The press manufacturer described Push to Stop as “charting a course towards the industrial print production of the future”, and said it would pave the way to potentially double the net productivity of a press.
Chairman Gerold Linzbach said the firm was showcasing “the new Heidelberg”.
“It’s like the birth party for the new Heidelberg. We have changed our mindset, culture and approach – everything is open,” Linzbach said.
“In the past we were sometimes talking without doing, and this is worth nothing,” he stated.
Heidelberg (Hall 1) is showing the Push to Stop concept on two Drupa-generation Speedmaster XL 106 presses: a six-colour with double coater targeted at packaging and label printers, and an eight-colour perfector aimed at commercial and web-to-print printers.
“Whereas today the operator must actively start processes on the machine, in future the machine will, wherever possible, do this itself,” explained Stephan Plenz, Heidelberg board member for equipment, who likened the technology to autonomous driving systems.
Faster makeready times are achieved through the new Hycolor Multidrive system, whereby inking and dampening units operate independently from the main drive.
Prinect Press Center XL 2 and Intellistart 2 software, in combination with the new Wallscreen XL, provide operators with an easy-to-use interface.
“All customers who have seen this so far are delighted,” Plenz added. “Today we are already capable of printing jobs with a similar structure completely autonomously.”
Rainer Wolf, head of sheetfed product management, said the average overall equipment efficiency (OEE) on presses today was about 25%.
“We believe in 10 years’ time we will double this. Then we will double the output and this is a revolution,” he stated. “With Push to Stop, the moment the press can go it does go, and that saves a lot of time.”

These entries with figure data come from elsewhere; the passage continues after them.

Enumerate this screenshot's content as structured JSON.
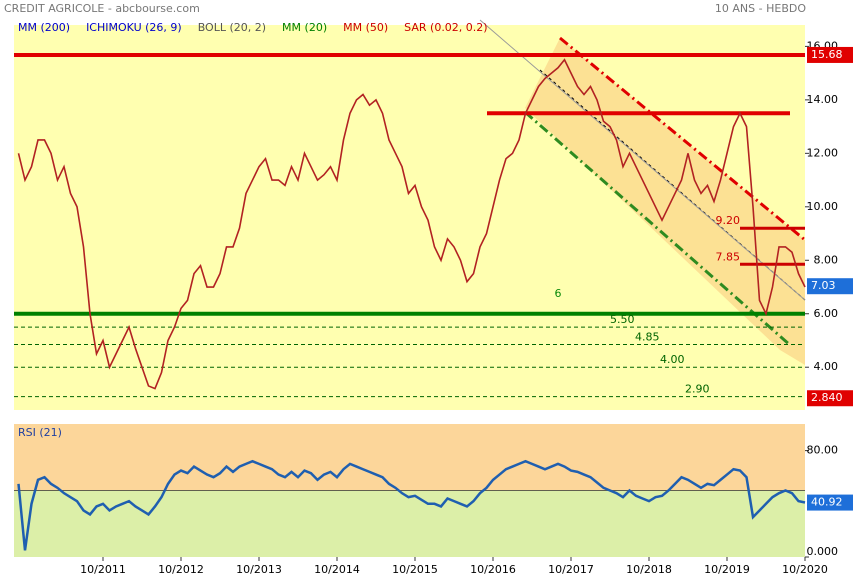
{
  "chart_data": {
    "type": "line",
    "title": "CREDIT AGRICOLE - abcbourse.com",
    "subtitle": "10 ANS - HEBDO",
    "legend": [
      {
        "text": "MM (200)",
        "color": "#0000cc"
      },
      {
        "text": "ICHIMOKU (26, 9)",
        "color": "#0000cc"
      },
      {
        "text": "BOLL (20, 2)",
        "color": "#555555"
      },
      {
        "text": "MM (20)",
        "color": "#008000"
      },
      {
        "text": "MM (50)",
        "color": "#cc0000"
      },
      {
        "text": "SAR (0.02, 0.2)",
        "color": "#cc0000"
      }
    ],
    "categories": [
      null,
      null,
      null,
      null,
      null,
      null,
      null,
      null,
      null,
      null,
      null,
      null,
      null,
      "10/2011",
      null,
      null,
      null,
      null,
      null,
      null,
      null,
      null,
      null,
      null,
      null,
      "10/2012",
      null,
      null,
      null,
      null,
      null,
      null,
      null,
      null,
      null,
      null,
      null,
      "10/2013",
      null,
      null,
      null,
      null,
      null,
      null,
      null,
      null,
      null,
      null,
      null,
      "10/2014",
      null,
      null,
      null,
      null,
      null,
      null,
      null,
      null,
      null,
      null,
      null,
      "10/2015",
      null,
      null,
      null,
      null,
      null,
      null,
      null,
      null,
      null,
      null,
      null,
      "10/2016",
      null,
      null,
      null,
      null,
      null,
      null,
      null,
      null,
      null,
      null,
      null,
      "10/2017",
      null,
      null,
      null,
      null,
      null,
      null,
      null,
      null,
      null,
      null,
      null,
      "10/2018",
      null,
      null,
      null,
      null,
      null,
      null,
      null,
      null,
      null,
      null,
      null,
      "10/2019",
      null,
      null,
      null,
      null,
      null,
      null,
      null,
      null,
      null,
      null,
      null,
      "10/2020"
    ],
    "series": [
      {
        "color": "#b22222",
        "values": [
          12.0,
          11.0,
          11.5,
          12.5,
          12.5,
          12.0,
          11.0,
          11.5,
          10.5,
          10.0,
          8.5,
          6.0,
          4.5,
          5.0,
          4.0,
          4.5,
          5.0,
          5.5,
          4.7,
          4.0,
          3.3,
          3.2,
          3.8,
          5.0,
          5.5,
          6.2,
          6.5,
          7.5,
          7.8,
          7.0,
          7.0,
          7.5,
          8.5,
          8.5,
          9.2,
          10.5,
          11.0,
          11.5,
          11.8,
          11.0,
          11.0,
          10.8,
          11.5,
          11.0,
          12.0,
          11.5,
          11.0,
          11.2,
          11.5,
          11.0,
          12.5,
          13.5,
          14.0,
          14.2,
          13.8,
          14.0,
          13.5,
          12.5,
          12.0,
          11.5,
          10.5,
          10.8,
          10.0,
          9.5,
          8.5,
          8.0,
          8.8,
          8.5,
          8.0,
          7.2,
          7.5,
          8.5,
          9.0,
          10.0,
          11.0,
          11.8,
          12.0,
          12.5,
          13.5,
          14.0,
          14.5,
          14.8,
          15.0,
          15.2,
          15.5,
          15.0,
          14.5,
          14.2,
          14.5,
          14.0,
          13.2,
          13.0,
          12.5,
          11.5,
          12.0,
          11.5,
          11.0,
          10.5,
          10.0,
          9.5,
          10.0,
          10.5,
          11.0,
          12.0,
          11.0,
          10.5,
          10.8,
          10.2,
          11.0,
          12.0,
          13.0,
          13.5,
          13.0,
          10.0,
          6.5,
          6.0,
          7.0,
          8.5,
          8.5,
          8.3,
          7.5,
          7.0
        ]
      }
    ],
    "ylim": [
      2.4,
      16.8
    ],
    "yticks": [
      {
        "value": 16,
        "label": "16.00"
      },
      {
        "value": 14,
        "label": "14.00"
      },
      {
        "value": 12,
        "label": "12.00"
      },
      {
        "value": 10,
        "label": "10.00"
      },
      {
        "value": 8,
        "label": "8.00"
      },
      {
        "value": 6,
        "label": "6.00"
      },
      {
        "value": 4,
        "label": "4.00"
      }
    ],
    "levels": [
      {
        "value": 15.68,
        "color": "#e00000",
        "style": "solid"
      },
      {
        "value": 13.5,
        "color": "#e00000",
        "style": "solid"
      },
      {
        "value": 6,
        "color": "#008000",
        "style": "solid"
      },
      {
        "value": 9.2,
        "label": "9.20",
        "color": "#cc0000",
        "style": "dashed"
      },
      {
        "value": 7.85,
        "label": "7.85",
        "color": "#cc0000",
        "style": "dashed"
      },
      {
        "value": 5.5,
        "label": "5.50",
        "color": "#006400",
        "style": "dashed"
      },
      {
        "value": 4.85,
        "label": "4.85",
        "color": "#006400",
        "style": "dashed"
      },
      {
        "value": 4,
        "label": "4.00",
        "color": "#006400",
        "style": "dashed"
      },
      {
        "value": 2.9,
        "label": "2.90",
        "color": "#006400",
        "style": "dashed"
      }
    ],
    "tags": [
      {
        "value": 15.68,
        "color": "#e00000"
      },
      {
        "value": 7.03,
        "color": "#1e6fd9"
      },
      {
        "value": 2.84,
        "label": "2.840",
        "color": "#e00000"
      }
    ],
    "big_annotation": {
      "text": "6",
      "value": 6
    },
    "rsi": {
      "title": "RSI (21)",
      "color": "#1f5fb0",
      "values": [
        55,
        5,
        40,
        58,
        60,
        55,
        52,
        48,
        45,
        42,
        35,
        32,
        38,
        40,
        35,
        38,
        40,
        42,
        38,
        35,
        32,
        38,
        45,
        55,
        62,
        65,
        63,
        68,
        65,
        62,
        60,
        63,
        68,
        64,
        68,
        70,
        72,
        70,
        68,
        66,
        62,
        60,
        64,
        60,
        65,
        63,
        58,
        62,
        64,
        60,
        66,
        70,
        68,
        66,
        64,
        62,
        60,
        55,
        52,
        48,
        45,
        46,
        43,
        40,
        40,
        38,
        44,
        42,
        40,
        38,
        42,
        48,
        52,
        58,
        62,
        66,
        68,
        70,
        72,
        70,
        68,
        66,
        68,
        70,
        68,
        65,
        64,
        62,
        60,
        56,
        52,
        50,
        48,
        45,
        50,
        46,
        44,
        42,
        45,
        46,
        50,
        55,
        60,
        58,
        55,
        52,
        55,
        54,
        58,
        62,
        66,
        65,
        60,
        30,
        35,
        40,
        45,
        48,
        50,
        48,
        42,
        41
      ],
      "ylim": [
        0,
        100
      ],
      "yticks": [
        {
          "value": 80,
          "label": "80.00"
        },
        {
          "value": 0,
          "label": "0.000"
        }
      ],
      "level": 50,
      "tag": 40.92
    }
  }
}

Wolf said “a handful” of companies were achieving 50%-60% OEE today.
Existing XL 106 users cannot retrospectively upgrade to the autonomous printing system because it requires a combination of hardware and software that is only in the Drupa-generation machines
Also new is Heidelberg Cloud, a cloud-based service platform that uses 'big data' gathered from more than 10,000 networked presses worldwide with the goal of scheduling preventive maintenance before problems actually develop.
Drupa also marks the worldwide premiere of the 2,500sph, 1,200dpi Primefire 106 seven-colour B1 sheetfed inkjet press, developed jointly with Fujifilm. The press costs around €2.8m (£2.1m) with seven colours and varnish.
In an apparent reference to Landa, which is yet to ship a press despite launching at Drupa 2012, Plenz described the Primefire as “the first commercially available, industrial digital printing system in B1 format”.
Commercial shipments are scheduled to start early next year, but the first beta press will be installed at a “huge packaging printer” by the end of this year.
In the Drupa demonstration, which involves three Kuka industrial robots wielding display screens, the Primefire was shown printing a packaging job immediately followed by a poster job. Key customers will be able to take away samples.
A new feature, Perfect Stack, means only good sheets arrive at the delivery pile and operators can output test sheets by simply pushing a button on the control panel.
Landa is also claiming the lowest total cost of ownership, but Plenz said: “We can’t judge TCO on competitors’ numbers. We are using the best heads in the world and see a sweet spot for this press in short-run packaging.
“If customers have enough short runs it will pay for the machine, and they can then develop business ideas such as versioning and personalisation and add more volume to it.”
Ironically, Landa is now using the same Fujifilm Dimatix Samba heads as Heidelberg, having switched from the Kyocera heads it was understood to be using at Drupa 2012.